1. The Hardware Tax: The biggest hurdle. These models are huge. A 7B parameter model in 16-bit precision needs about 14GB of VRAM just to load. A 70B model? 140GB. You’re not running that on your gaming PC. You’ll immediately become best friends with concepts like quantization (reducing precision to 4 or 8 bits to shrink memory footprint) and offloading (shoving parts of the model onto the CPU or disk). The device_map="auto" and load_in_4bit=True arguments in from_pretrained are your first tools for fighting this battle.

2. Inference Speed: Without the optimized, trillion-dollar infrastructure of an OpenAI, your inference will be slower. Much slower. You need a proper toolchain. Using a dedicated inference server like vLLM or TGI (Text Generation Inference) is non-negotiable for production. They handle batching, caching, and other black magic to get the most tokens per second out of your hardware.

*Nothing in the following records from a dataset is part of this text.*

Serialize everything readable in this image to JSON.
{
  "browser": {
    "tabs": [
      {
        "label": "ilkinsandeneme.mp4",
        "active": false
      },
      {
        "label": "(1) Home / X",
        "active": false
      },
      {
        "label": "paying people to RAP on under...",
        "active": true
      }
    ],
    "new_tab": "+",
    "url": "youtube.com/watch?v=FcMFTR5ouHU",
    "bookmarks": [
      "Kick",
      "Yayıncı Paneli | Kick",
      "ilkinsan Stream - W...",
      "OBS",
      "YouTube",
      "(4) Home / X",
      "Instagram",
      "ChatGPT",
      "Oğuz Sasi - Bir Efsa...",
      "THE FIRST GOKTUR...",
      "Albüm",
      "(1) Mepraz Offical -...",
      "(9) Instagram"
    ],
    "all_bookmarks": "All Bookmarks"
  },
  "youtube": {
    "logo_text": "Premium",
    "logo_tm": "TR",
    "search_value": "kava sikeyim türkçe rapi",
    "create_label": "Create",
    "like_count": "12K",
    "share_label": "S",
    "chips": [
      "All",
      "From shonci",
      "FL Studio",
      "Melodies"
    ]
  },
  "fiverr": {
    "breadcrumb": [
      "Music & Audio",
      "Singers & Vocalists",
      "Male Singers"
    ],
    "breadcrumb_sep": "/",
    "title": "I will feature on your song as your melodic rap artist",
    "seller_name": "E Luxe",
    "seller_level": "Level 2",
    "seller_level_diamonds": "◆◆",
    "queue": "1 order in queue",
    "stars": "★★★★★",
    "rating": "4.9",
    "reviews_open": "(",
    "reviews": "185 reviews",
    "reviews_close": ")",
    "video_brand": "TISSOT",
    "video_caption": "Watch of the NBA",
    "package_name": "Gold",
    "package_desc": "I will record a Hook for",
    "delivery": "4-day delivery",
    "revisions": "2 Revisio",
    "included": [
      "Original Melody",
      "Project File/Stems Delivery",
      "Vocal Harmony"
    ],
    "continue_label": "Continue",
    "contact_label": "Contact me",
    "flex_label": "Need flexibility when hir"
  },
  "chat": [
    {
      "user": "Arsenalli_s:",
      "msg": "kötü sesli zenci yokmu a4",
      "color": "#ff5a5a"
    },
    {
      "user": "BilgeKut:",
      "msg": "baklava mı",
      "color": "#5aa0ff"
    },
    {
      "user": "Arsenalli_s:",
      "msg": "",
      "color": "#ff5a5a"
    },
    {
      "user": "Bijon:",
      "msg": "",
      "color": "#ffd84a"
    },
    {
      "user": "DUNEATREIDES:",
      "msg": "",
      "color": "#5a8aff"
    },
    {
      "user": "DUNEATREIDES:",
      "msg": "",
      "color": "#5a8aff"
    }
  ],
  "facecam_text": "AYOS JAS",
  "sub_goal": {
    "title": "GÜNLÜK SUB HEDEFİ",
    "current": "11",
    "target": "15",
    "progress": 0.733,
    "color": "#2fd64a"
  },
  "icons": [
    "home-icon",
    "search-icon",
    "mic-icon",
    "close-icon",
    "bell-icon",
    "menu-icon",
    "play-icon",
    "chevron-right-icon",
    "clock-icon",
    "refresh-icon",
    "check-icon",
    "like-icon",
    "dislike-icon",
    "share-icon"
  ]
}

# Using vLLM to supercharge your inference server
pip install vllm
python -m vllm.entrypoints.api_server --model mistralai/Mistral-7B-Instruct-v0.2

3. The Responsibility is Yours: There’s no safety net. Closed APIs have extensive content moderation filters. Your open-source model will happily generate recipes for chemical weapons, bad fanfiction, or worse, if you prompt it to. It’s on you to implement guardrails, output filtering, and responsible usage policies.

The Fine-Tuning Mandate

The whole point is to make the model yours. The most common way is Supervised Fine-Tuning (SFT) with a framework like TRL (Transformer Reinforcement Learning) from Hugging Face. Here’s the gist: you prepare a dataset of prompt-response pairs specific to your task and then continue training the model on it.

from trl import SFTTrainer, TrainingArguments

dataset = ... # Your dataset of {'prompt': '...', 'completion': '...'} pairs

training_args = TrainingArguments(
    output_dir="./my_finetuned_model",
    num_train_epochs=3,
    per_device_train_batch_size=4,
    gradient_accumulation_steps=2,
    fp16=True,  # Use mixed precision
    logging_steps=10,
    save_steps=500,
)

trainer = SFTTrainer(
    model=model,
    args=training_args,
    train_dataset=dataset,
    dataset_text_field="completion",  # We're training on the completion text
    max_seq_length=1024,
)

trainer.train()

This process essentially nudges the model’s probability distributions towards your specific style and content. It’s not magic—it requires high-quality data—but when done right, it transforms a general-purpose model into your own personal expert.